What the hell has happened to James Bond? Gone are the days when he’d kick Dr. No
into boiling water with a gun in one hand and Pussy Galore in the other. He’s dark now. He has childhood trauma. And in the latest film, SKYFALL, he
goes all Joseph Campbell. Even the
villain, deliciously played by Javier Bardem, is trying to claw his way back
into his “mother’s” womb.
I’m not the first to notice that James has changed. In screenwriting circles it was all the
buzz a few years ago that they were “fleshing out” the character. And we saw evidence of it in CASINO
ROYALE. Not only did we get one of
our best Bonds (Daniel Craig) but we got a new character. A guy who actually fell in love. Who could sit in a shower, clothed,
with a traumatized woman and comfort her.

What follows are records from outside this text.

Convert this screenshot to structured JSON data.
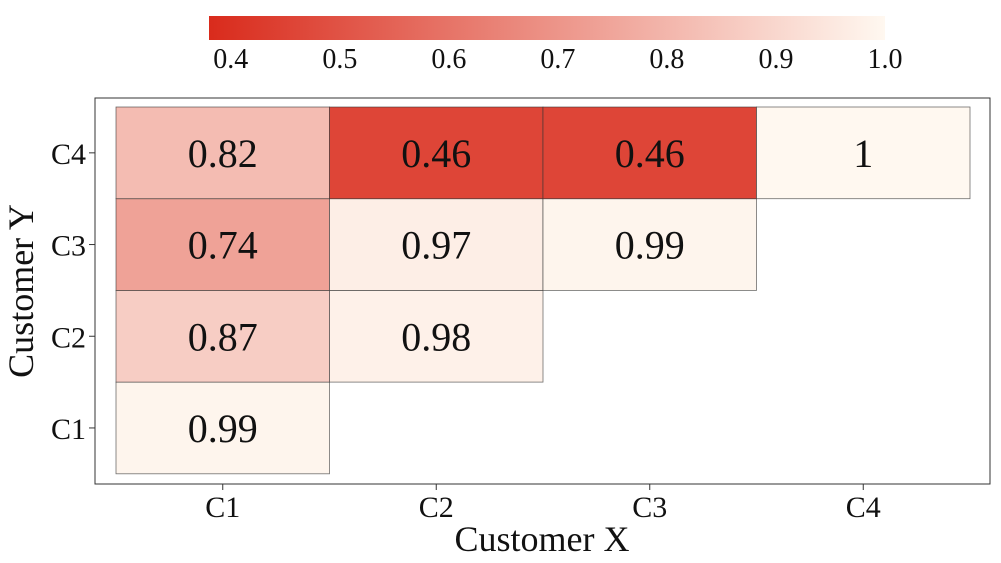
{
  "chart_data": {
    "type": "heatmap",
    "title": "",
    "xlabel": "Customer X",
    "ylabel": "Customer Y",
    "x_categories": [
      "C1",
      "C2",
      "C3",
      "C4"
    ],
    "y_categories": [
      "C1",
      "C2",
      "C3",
      "C4"
    ],
    "cells": [
      {
        "x": "C1",
        "y": "C1",
        "value": 0.99,
        "label": "0.99"
      },
      {
        "x": "C1",
        "y": "C2",
        "value": 0.87,
        "label": "0.87"
      },
      {
        "x": "C1",
        "y": "C3",
        "value": 0.74,
        "label": "0.74"
      },
      {
        "x": "C1",
        "y": "C4",
        "value": 0.82,
        "label": "0.82"
      },
      {
        "x": "C2",
        "y": "C2",
        "value": 0.98,
        "label": "0.98"
      },
      {
        "x": "C2",
        "y": "C3",
        "value": 0.97,
        "label": "0.97"
      },
      {
        "x": "C2",
        "y": "C4",
        "value": 0.46,
        "label": "0.46"
      },
      {
        "x": "C3",
        "y": "C3",
        "value": 0.99,
        "label": "0.99"
      },
      {
        "x": "C3",
        "y": "C4",
        "value": 0.46,
        "label": "0.46"
      },
      {
        "x": "C4",
        "y": "C4",
        "value": 1.0,
        "label": "1"
      }
    ],
    "colorbar": {
      "range": [
        0.38,
        1.0
      ],
      "ticks": [
        0.4,
        0.5,
        0.6,
        0.7,
        0.8,
        0.9,
        1.0
      ],
      "tick_labels": [
        "0.4",
        "0.5",
        "0.6",
        "0.7",
        "0.8",
        "0.9",
        "1.0"
      ],
      "low_color": "#d92b1c",
      "high_color": "#fff8f0",
      "placement": "top"
    }
  }
}
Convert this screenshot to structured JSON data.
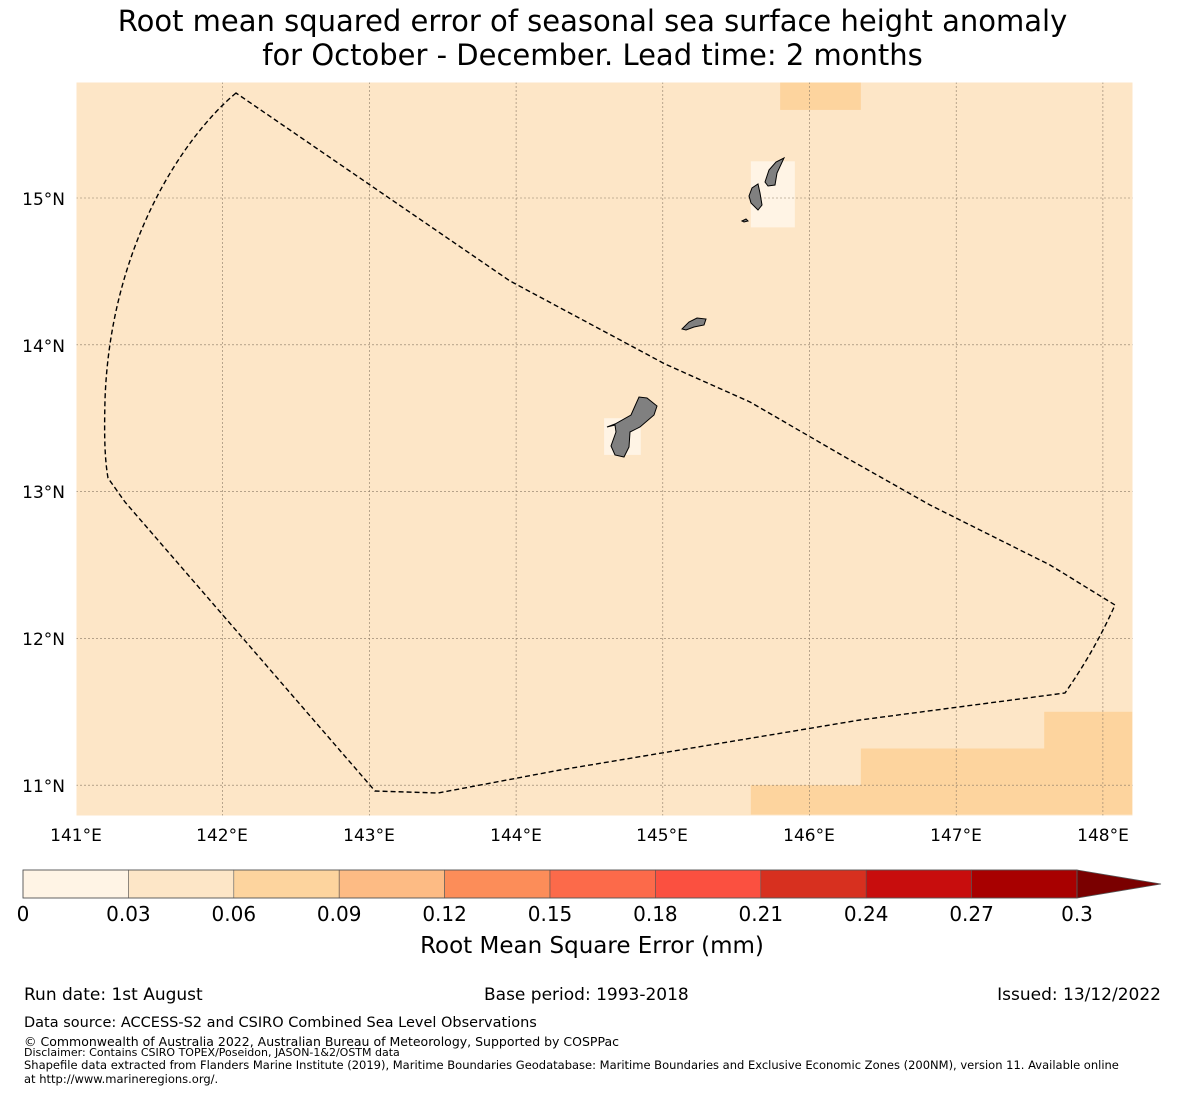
{
  "title_line1": "Root mean squared error of seasonal sea surface height anomaly",
  "title_line2": "for October - December. Lead time: 2 months",
  "map": {
    "lon_ticks": [
      "141°E",
      "142°E",
      "143°E",
      "144°E",
      "145°E",
      "146°E",
      "147°E",
      "148°E"
    ],
    "lat_ticks": [
      "15°N",
      "14°N",
      "13°N",
      "12°N",
      "11°N"
    ],
    "background_color": "#fde6c7",
    "land_color": "#808080",
    "cells": [
      {
        "lon_range": [
          145.8,
          146.35
        ],
        "lat_range": [
          15.6,
          15.8
        ],
        "value_bin": "0.06-0.09",
        "color": "#fdd49e"
      },
      {
        "lon_range": [
          145.6,
          145.9
        ],
        "lat_range": [
          14.8,
          15.25
        ],
        "value_bin": "0-0.03",
        "color": "#fff4e5"
      },
      {
        "lon_range": [
          144.6,
          144.85
        ],
        "lat_range": [
          13.25,
          13.5
        ],
        "value_bin": "0-0.03",
        "color": "#fff4e5"
      },
      {
        "lon_range": [
          145.6,
          148.2
        ],
        "lat_range": [
          10.8,
          11.0
        ],
        "value_bin": "0.06-0.09",
        "color": "#fdd49e"
      },
      {
        "lon_range": [
          146.35,
          148.2
        ],
        "lat_range": [
          11.0,
          11.25
        ],
        "value_bin": "0.06-0.09",
        "color": "#fdd49e"
      },
      {
        "lon_range": [
          147.6,
          148.2
        ],
        "lat_range": [
          11.25,
          11.5
        ],
        "value_bin": "0.06-0.09",
        "color": "#fdd49e"
      }
    ]
  },
  "colorbar": {
    "labels": [
      "0",
      "0.03",
      "0.06",
      "0.09",
      "0.12",
      "0.15",
      "0.18",
      "0.21",
      "0.24",
      "0.27",
      "0.3"
    ],
    "colors": [
      "#fff4e5",
      "#fde6c7",
      "#fdd49e",
      "#fdbb84",
      "#fc8d59",
      "#fc6a4a",
      "#fb5040",
      "#d7301f",
      "#c80d0d",
      "#a80000",
      "#7a0000"
    ],
    "label": "Root Mean Square Error (mm)"
  },
  "footer": {
    "run_date": "Run date: 1st August",
    "base_period": "Base period: 1993-2018",
    "issued": "Issued: 13/12/2022",
    "data_source": "Data source: ACCESS-S2 and CSIRO Combined Sea Level Observations",
    "copyright": "© Commonwealth of Australia 2022, Australian Bureau of Meteorology, Supported by COSPPac",
    "disclaimer": "Disclaimer: Contains CSIRO TOPEX/Poseidon, JASON-1&2/OSTM data",
    "shapefile1": "Shapefile data extracted from Flanders Marine Institute (2019), Maritime Boundaries Geodatabase: Maritime Boundaries and Exclusive Economic Zones (200NM), version 11. Available online",
    "shapefile2": "at http://www.marineregions.org/."
  }
}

The world outside was the same—villains, chase sequences, gadgets—but
Bond’s inner life had noticeably deepened. He was wounded, more fragile than he’d been. And I’d argue that it all started with
9/11.
I don’t claim to be a Bond expert, but even I know that though
technically he’s British, Bond has always been a reflection of American culture
and confidence.
Pre 9/11, we still had that cocky attitude about our place
in the world. And it was reflected
in the movies. Sean Connery,
Pierce Brosnan, Roger Moore, there were no chinks in their Bonds. They were calm and cool and incredibly
collected.
How far we’ve fallen.
The Daniel Craig incarnation still looks ravishing (I’m still recovering
from that glimpse of him in the powder blue bathing trunks in ROYALE), but this
guy has issues. In SKYFALL he drinks
too much, flunks the test to be an MI6 agent, and is too tired to even get it
on with Moneypenny. He has two
tasks—save the agents who have been compromised by the release of a top-secret list,
and rescue M. He fails on both
counts.
And yet, this new version of Bond has pulled me in. It may be a girl thing, but I’ve always
hated the old James. He was kind
of a cipher, and the movies were boring. Boat chase, shoot out, blah, blah, blah,
car chase, girl in a bikini, blah, blah, blah… But this new guy is someone I
can get into, root for. Yeah,
he does basically tell Moneypenny she should just be a secretary, and he barely
blinks when his “love interest” dies, but we can still hope. Maybe in the next film he’ll find a
woman to love (WHO DOESN’T GET SHOT IN THE HEAD!) Maybe he’ll encourage a female agent to be good at her
job. He already kicks ass on
people who are actually threatening something important to him. And I wonder if all this will bring a
whole new fan base to the franchise.
Women.
It’s rare that we have the opportunity to analyze a single
character over time, but Bond is the perfect litmus test for our country’s emotional
temperature. We’ve definitely crossed some threshold when a homosexual
attempted seduction of Bond becomes a setpiece for the villain, and when the
climax can only be played out in Bond’s ancestral home, where he and the bad
guy have the same “mother.”
And she dies.
BAMBI, this is not.
But there’s something primal here. This James Bond is crawling into the
Hero’s Journey cave and facing his Ordeal.
Bond is no longer perfect. He’s just as fucked up, tired, and old as the rest of
us. The way the SKYFALL script
plays out, it’s as if the other Bonds never existed. Are we wiping the slate clean? Admitting we were never perfect and suave, that it was all just
an act?
As a country, we’re definitely walking with a limp after the
financial meltdown and recession and wars in the Middle East.
Is it possible that Bond is becoming human?
I’ll be waiting, James.
Just keep wearing that powder blue Speedo.